Official PyTorch implementation of "FaceGCD: Generalized Face Discovery via Dynamic Prefix Generation".
π Paper: arXiv:2507.22353
Recognizing and differentiating among both familiar and unfamiliar faces is a critical capability for face recognition systems and a key step toward artificial general intelligence (AGI). This repository introduces Generalized Face Discovery (GFD), a novel open-world face recognition task that unifies traditional face identification with generalized category discovery (GCD).

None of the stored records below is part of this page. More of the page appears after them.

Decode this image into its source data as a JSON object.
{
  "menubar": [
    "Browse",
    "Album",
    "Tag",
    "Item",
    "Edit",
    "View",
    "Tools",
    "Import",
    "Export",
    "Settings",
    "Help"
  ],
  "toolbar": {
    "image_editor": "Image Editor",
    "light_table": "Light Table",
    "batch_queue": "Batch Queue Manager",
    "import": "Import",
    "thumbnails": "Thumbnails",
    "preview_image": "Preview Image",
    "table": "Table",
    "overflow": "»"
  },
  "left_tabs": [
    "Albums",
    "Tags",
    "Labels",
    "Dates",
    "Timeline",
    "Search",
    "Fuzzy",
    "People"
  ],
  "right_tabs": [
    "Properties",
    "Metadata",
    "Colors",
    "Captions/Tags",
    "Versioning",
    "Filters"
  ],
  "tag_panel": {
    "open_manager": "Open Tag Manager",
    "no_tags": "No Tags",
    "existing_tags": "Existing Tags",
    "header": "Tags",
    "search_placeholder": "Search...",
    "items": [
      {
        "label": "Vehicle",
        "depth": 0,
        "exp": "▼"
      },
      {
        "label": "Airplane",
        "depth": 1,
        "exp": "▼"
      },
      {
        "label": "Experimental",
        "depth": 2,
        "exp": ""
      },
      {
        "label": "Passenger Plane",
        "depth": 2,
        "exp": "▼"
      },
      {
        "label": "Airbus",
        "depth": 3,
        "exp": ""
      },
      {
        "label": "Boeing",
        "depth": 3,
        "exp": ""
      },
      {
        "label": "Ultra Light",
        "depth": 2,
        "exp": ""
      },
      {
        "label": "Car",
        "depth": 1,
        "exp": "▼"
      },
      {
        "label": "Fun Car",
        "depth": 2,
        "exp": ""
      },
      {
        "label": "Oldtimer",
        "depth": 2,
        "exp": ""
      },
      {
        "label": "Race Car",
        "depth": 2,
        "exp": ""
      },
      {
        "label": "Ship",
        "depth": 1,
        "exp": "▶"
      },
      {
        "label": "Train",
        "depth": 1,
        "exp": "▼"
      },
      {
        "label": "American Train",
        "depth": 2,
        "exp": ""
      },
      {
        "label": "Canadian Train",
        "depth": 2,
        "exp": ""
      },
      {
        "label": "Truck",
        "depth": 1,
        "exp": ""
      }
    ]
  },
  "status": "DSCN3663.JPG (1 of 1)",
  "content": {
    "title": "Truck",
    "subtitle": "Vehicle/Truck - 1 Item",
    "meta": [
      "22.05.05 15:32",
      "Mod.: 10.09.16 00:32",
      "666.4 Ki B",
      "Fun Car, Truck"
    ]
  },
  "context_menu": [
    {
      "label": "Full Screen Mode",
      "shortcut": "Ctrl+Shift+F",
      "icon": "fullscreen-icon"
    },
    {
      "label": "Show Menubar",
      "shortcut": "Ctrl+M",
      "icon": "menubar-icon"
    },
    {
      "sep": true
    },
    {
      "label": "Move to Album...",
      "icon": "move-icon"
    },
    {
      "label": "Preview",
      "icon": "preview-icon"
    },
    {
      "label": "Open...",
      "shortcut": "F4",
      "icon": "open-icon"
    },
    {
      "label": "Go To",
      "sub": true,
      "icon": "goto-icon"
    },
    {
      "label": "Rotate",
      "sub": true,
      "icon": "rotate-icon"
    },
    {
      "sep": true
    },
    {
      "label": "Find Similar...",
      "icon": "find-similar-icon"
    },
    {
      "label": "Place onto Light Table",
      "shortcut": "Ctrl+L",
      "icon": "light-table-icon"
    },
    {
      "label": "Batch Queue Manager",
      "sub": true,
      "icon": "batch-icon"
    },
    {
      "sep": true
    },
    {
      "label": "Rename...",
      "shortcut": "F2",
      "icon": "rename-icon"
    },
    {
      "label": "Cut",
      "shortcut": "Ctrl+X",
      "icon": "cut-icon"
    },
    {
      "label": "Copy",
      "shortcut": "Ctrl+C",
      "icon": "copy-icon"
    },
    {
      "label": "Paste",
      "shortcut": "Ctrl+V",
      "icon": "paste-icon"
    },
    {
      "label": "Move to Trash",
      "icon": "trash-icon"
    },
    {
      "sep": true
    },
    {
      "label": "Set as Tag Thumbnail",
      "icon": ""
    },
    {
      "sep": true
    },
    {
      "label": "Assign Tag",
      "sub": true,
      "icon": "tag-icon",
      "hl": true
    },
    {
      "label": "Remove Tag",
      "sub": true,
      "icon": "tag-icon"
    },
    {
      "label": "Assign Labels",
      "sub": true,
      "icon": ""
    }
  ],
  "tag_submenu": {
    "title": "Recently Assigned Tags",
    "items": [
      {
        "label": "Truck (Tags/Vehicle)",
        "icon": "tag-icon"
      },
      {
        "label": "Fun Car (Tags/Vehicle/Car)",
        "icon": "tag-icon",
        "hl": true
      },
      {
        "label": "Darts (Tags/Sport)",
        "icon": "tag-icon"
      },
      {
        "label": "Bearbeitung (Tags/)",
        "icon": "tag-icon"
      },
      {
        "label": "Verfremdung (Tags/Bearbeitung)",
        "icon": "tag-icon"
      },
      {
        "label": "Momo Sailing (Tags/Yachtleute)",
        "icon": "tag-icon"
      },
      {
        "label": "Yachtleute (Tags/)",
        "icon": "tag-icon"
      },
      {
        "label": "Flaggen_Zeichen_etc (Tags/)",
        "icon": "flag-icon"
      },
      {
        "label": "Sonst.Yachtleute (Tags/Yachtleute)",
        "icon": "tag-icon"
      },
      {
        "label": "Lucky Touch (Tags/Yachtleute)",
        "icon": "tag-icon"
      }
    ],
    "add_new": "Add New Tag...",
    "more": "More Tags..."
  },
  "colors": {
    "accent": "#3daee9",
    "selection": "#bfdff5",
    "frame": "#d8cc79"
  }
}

- Novel Task: GFD requires recognizing both labeled and unlabeled known identities (IDs) while simultaneously discovering new, previously unseen IDs
- Dynamic Prefix Generation: Instance-specific feature extractors using lightweight, layer-wise prefixes generated on-the-fly by a HyperNetwork
- State-of-the-art Performance: Significantly outperforms existing GCD methods and ArcFace baseline on fine-grained face recognition tasks
- High Cardinality Support: Handles hundreds or thousands of visually similar face IDs effectively
- Generalized Face Discovery (GFD): A new task formulation that bridges face identification and clustering in open-world scenarios
- Dynamic Prefix Mechanism: HyperNetwork-based prefix generators that create instance-specific feature extractors without massive model capacity
- Comprehensive Benchmarks: Six GFD benchmark datasets (YTF-500/1000/2000, CASIA-500/1000/2000)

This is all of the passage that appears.